Le Figaro ajoute que "Paul Schäefer disposait notamment de relais : en 1978, Gerhard Mertins, trafiquant d'armes, ancien membre des Waffen SS devenu agent du BND (les services de renseignements allemands), y avait fondé le cercle d'amitié de la Colonia Dignidad". En 1977, la RFA a ignoré un rapport d'Amnesty international. Et l'ambassade allemande aurait protégé Schäefer. Des fugitifs ont même été renvoyés dans le camp.

Le 12 juillet 2016, le président allemand Joachim Gauck, en déplacement au Chili, a déploré les atrocités commises dans la Colonia Dignidad. "Ce que l'Allemagne déplore, c'est que les diplomates allemands aient détourné le regard ou se soient alliés aux bourreaux. Il m'aurait beaucoup plu qu'un ministre des Affaires étrangères allemand tienne des propos clairs à cette époque", a-t-il déclaré au côté de son homologue chilienne Michelle Bachelet. Quelque 120 anciens habitants de la colonie ont déposé une plainte collective pour obtenir un million de dollars chacun auprès de l'Etat chilien. La plainte doit aussi viser l'Etat allemand, auquel il est reproché de ne pas avoir porté secours à ses ressortissants.

Spécialités allemandes bio et musique bavaroise

Aujourd'hui, bourreaux et victimes se côtoient et se confondent dans la colonie rebaptisée Villa Baviera. 69 familles, comptant une vingtaine d'enfants vivent encore là, parlant à peine espagnol.

Une borne à l'entrée de la Villa Baviera, au Chili. (AFP)

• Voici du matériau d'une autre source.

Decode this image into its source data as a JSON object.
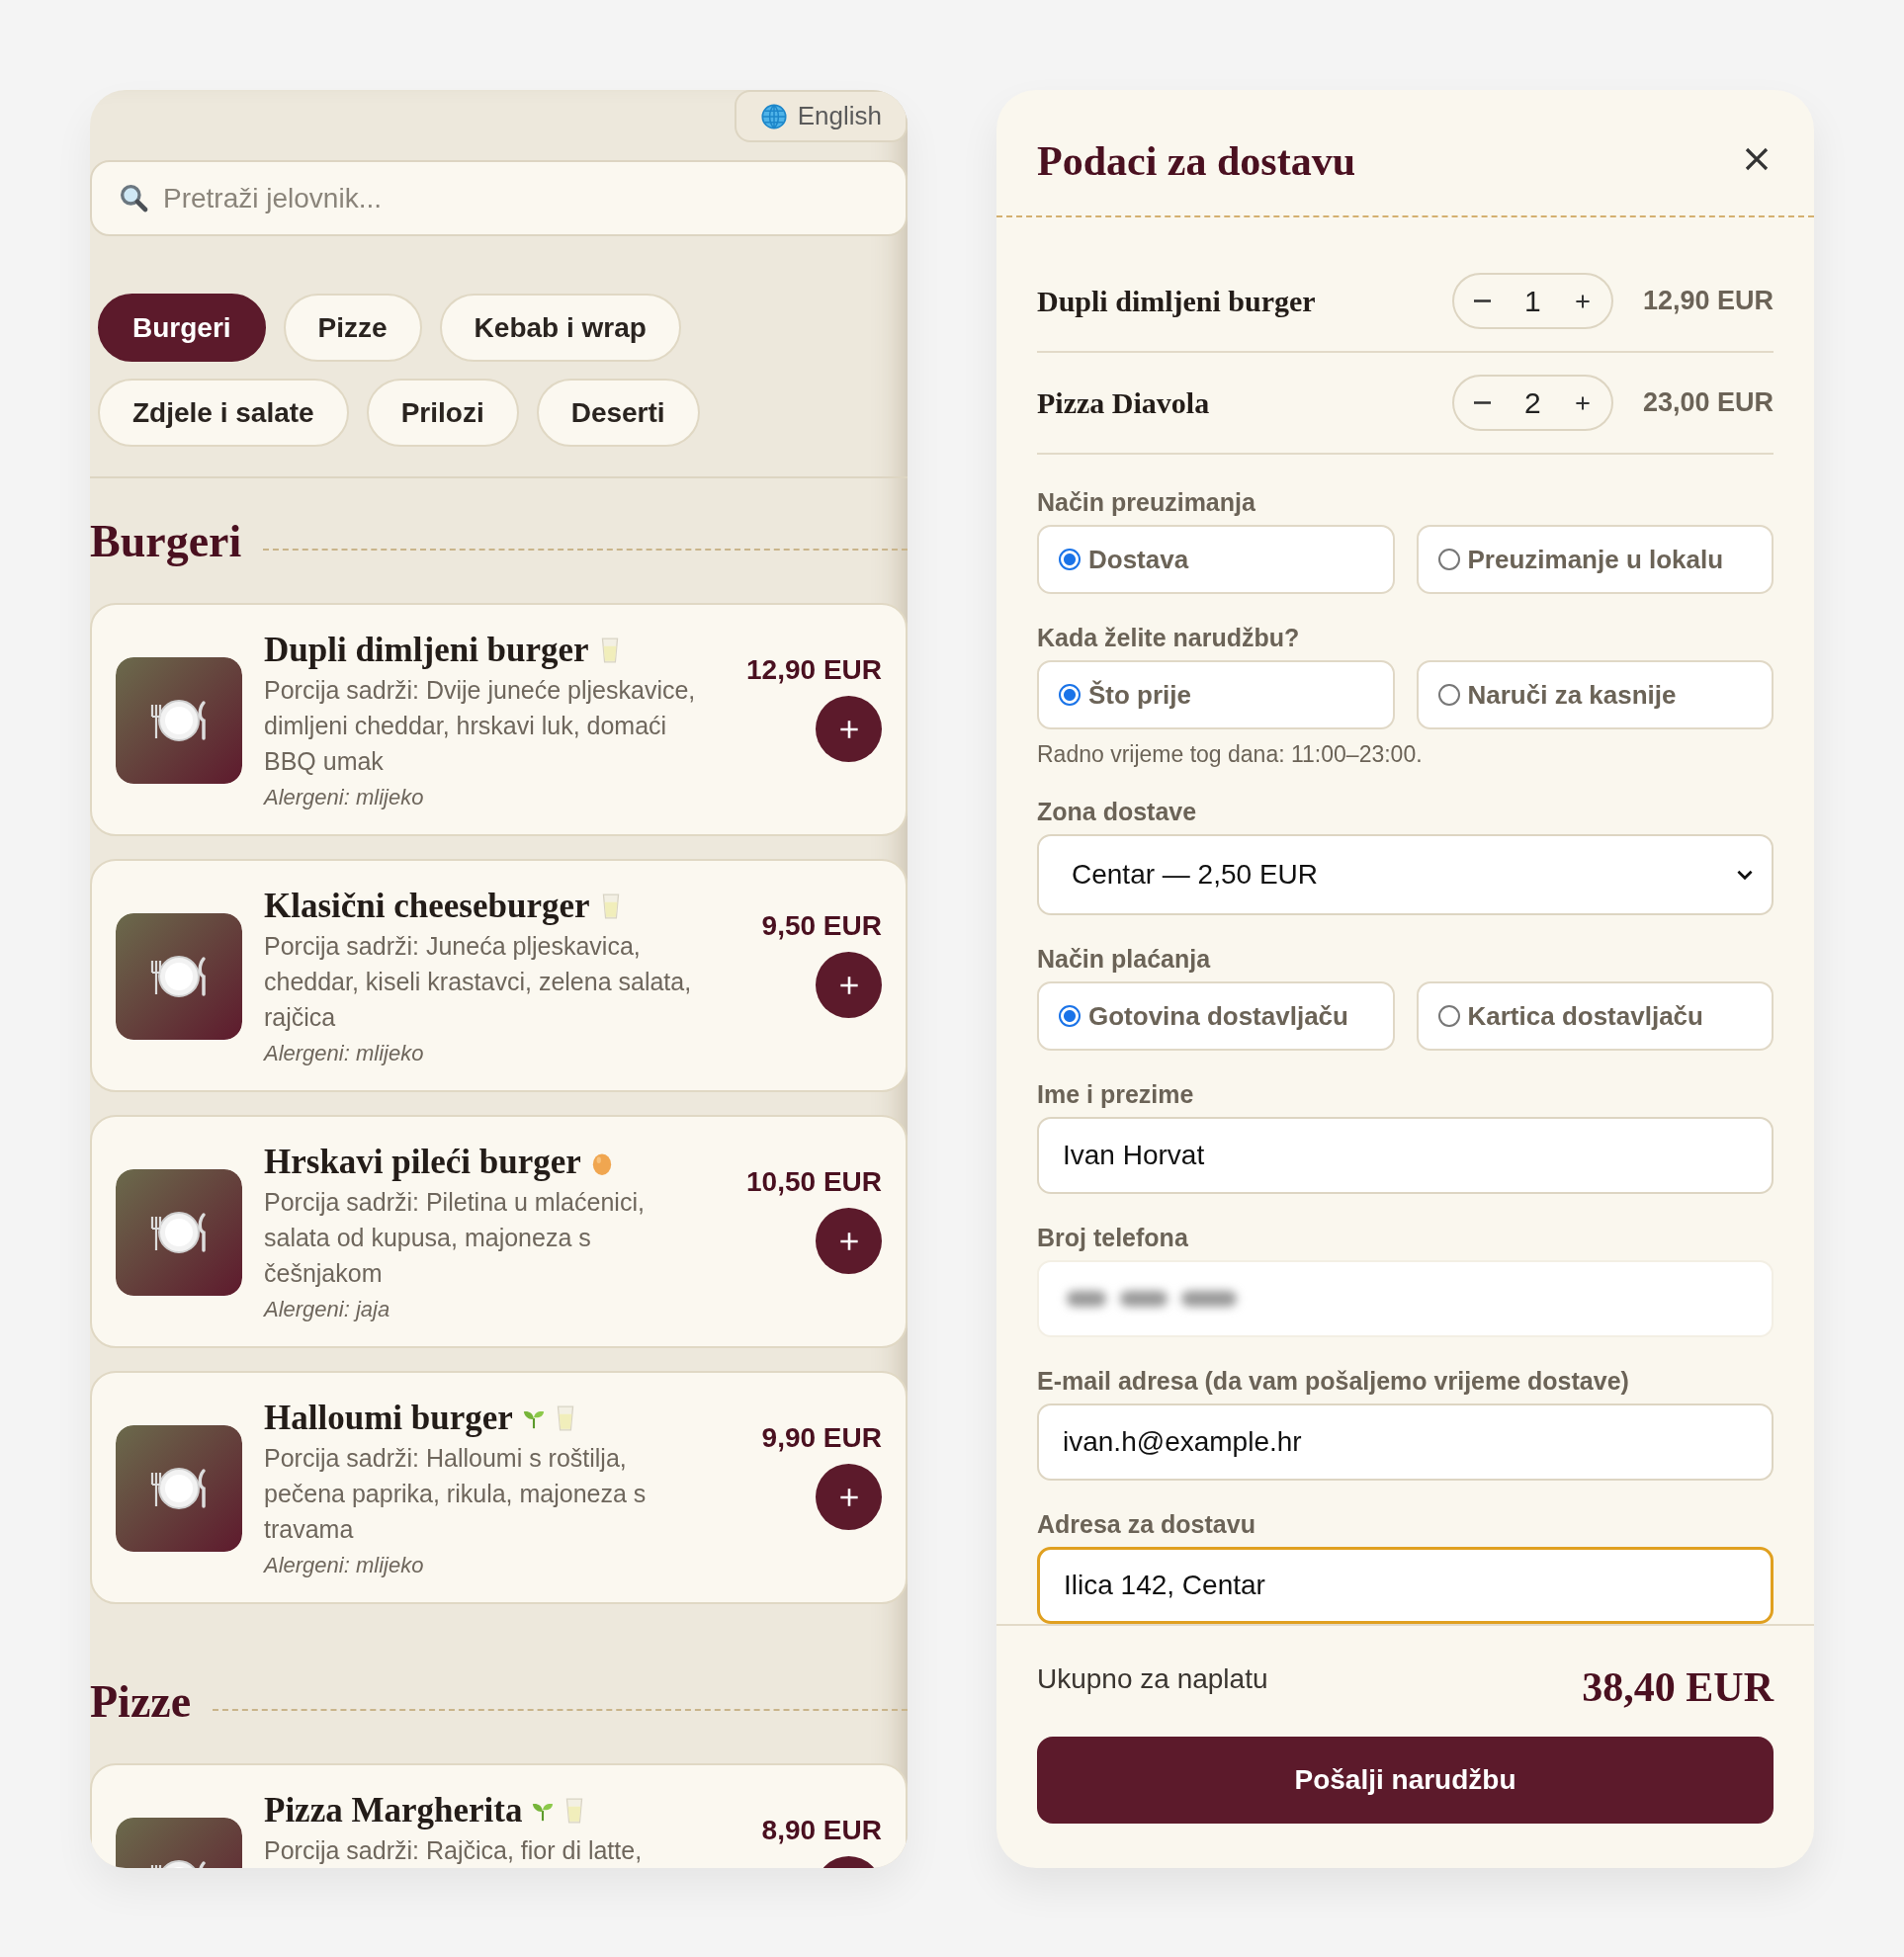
{
  "language_button": {
    "label": "English"
  },
  "search": {
    "placeholder": "Pretraži jelovnik..."
  },
  "categories": [
    {
      "label": "Burgeri",
      "selected": true
    },
    {
      "label": "Pizze",
      "selected": false
    },
    {
      "label": "Kebab i wrap",
      "selected": false
    },
    {
      "label": "Zdjele i salate",
      "selected": false
    },
    {
      "label": "Prilozi",
      "selected": false
    },
    {
      "label": "Deserti",
      "selected": false
    }
  ],
  "sections": [
    {
      "title": "Burgeri",
      "items": [
        {
          "name": "Dupli dimljeni burger",
          "badges": [
            {
              "kind": "milk"
            }
          ],
          "description": "Porcija sadrži: Dvije juneće pljeskavice, dimljeni cheddar, hrskavi luk, domaći BBQ umak",
          "allergens": "Alergeni: mlijeko",
          "price": "12,90 EUR"
        },
        {
          "name": "Klasični cheeseburger",
          "badges": [
            {
              "kind": "milk"
            }
          ],
          "description": "Porcija sadrži: Juneća pljeskavica, cheddar, kiseli krastavci, zelena salata, rajčica",
          "allergens": "Alergeni: mlijeko",
          "price": "9,50 EUR"
        },
        {
          "name": "Hrskavi pileći burger",
          "badges": [
            {
              "kind": "egg"
            }
          ],
          "description": "Porcija sadrži: Piletina u mlaćenici, salata od kupusa, majoneza s češnjakom",
          "allergens": "Alergeni: jaja",
          "price": "10,50 EUR"
        },
        {
          "name": "Halloumi burger",
          "badges": [
            {
              "kind": "vegetarian"
            },
            {
              "kind": "milk"
            }
          ],
          "description": "Porcija sadrži: Halloumi s roštilja, pečena paprika, rikula, majoneza s travama",
          "allergens": "Alergeni: mlijeko",
          "price": "9,90 EUR"
        }
      ]
    },
    {
      "title": "Pizze",
      "items": [
        {
          "name": "Pizza Margherita",
          "badges": [
            {
              "kind": "vegetarian"
            },
            {
              "kind": "milk"
            }
          ],
          "description": "Porcija sadrži: Rajčica, fior di latte,",
          "price": "8,90 EUR"
        }
      ]
    }
  ],
  "checkout": {
    "title": "Podaci za dostavu",
    "cart": [
      {
        "name": "Dupli dimljeni burger",
        "quantity": "1",
        "price": "12,90 EUR"
      },
      {
        "name": "Pizza Diavola",
        "quantity": "2",
        "price": "23,00 EUR"
      }
    ],
    "fields": [
      {
        "kind": "radio",
        "label": "Način preuzimanja",
        "options": [
          {
            "label": "Dostava",
            "selected": true
          },
          {
            "label": "Preuzimanje u lokalu",
            "selected": false
          }
        ]
      },
      {
        "kind": "radio",
        "label": "Kada želite narudžbu?",
        "options": [
          {
            "label": "Što prije",
            "selected": true
          },
          {
            "label": "Naruči za kasnije",
            "selected": false
          }
        ],
        "hint": "Radno vrijeme tog dana: 11:00–23:00."
      },
      {
        "kind": "select",
        "label": "Zona dostave",
        "value": "Centar — 2,50 EUR"
      },
      {
        "kind": "radio",
        "label": "Način plaćanja",
        "options": [
          {
            "label": "Gotovina dostavljaču",
            "selected": true
          },
          {
            "label": "Kartica dostavljaču",
            "selected": false
          }
        ]
      },
      {
        "kind": "text",
        "label": "Ime i prezime",
        "value": "Ivan Horvat",
        "focused": false
      },
      {
        "kind": "redacted",
        "label": "Broj telefona"
      },
      {
        "kind": "text",
        "label": "E-mail adresa (da vam pošaljemo vrijeme dostave)",
        "value": "ivan.h@example.hr",
        "focused": false
      },
      {
        "kind": "text",
        "label": "Adresa za dostavu",
        "value": "Ilica 142, Centar",
        "focused": true
      }
    ],
    "total_label": "Ukupno za naplatu",
    "total": "38,40 EUR",
    "submit_button": "Pošalji narudžbu"
  }
}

Pas de mausolée, mais un hôtel et un restaurant. Depuis 2007, on y développe le tourisme. Les touristes peuvent se régaler de spécialités allemandes bio en écoutant de la musique bavaroise, se prélasser dans un jacuzzi après une balade en vélo.

A Rue89, la responsable du développement touristique des lieux admet "un passé un peu compliqué. Mais c’est aussi cette histoire, dans un pays comme le Chili qui n’en a pas vraiment, qui attire une partie des touristes. Les autres viennent pour profiter de ce cadre paradisiaque. C’est un peu tout ça qui explique notre succès".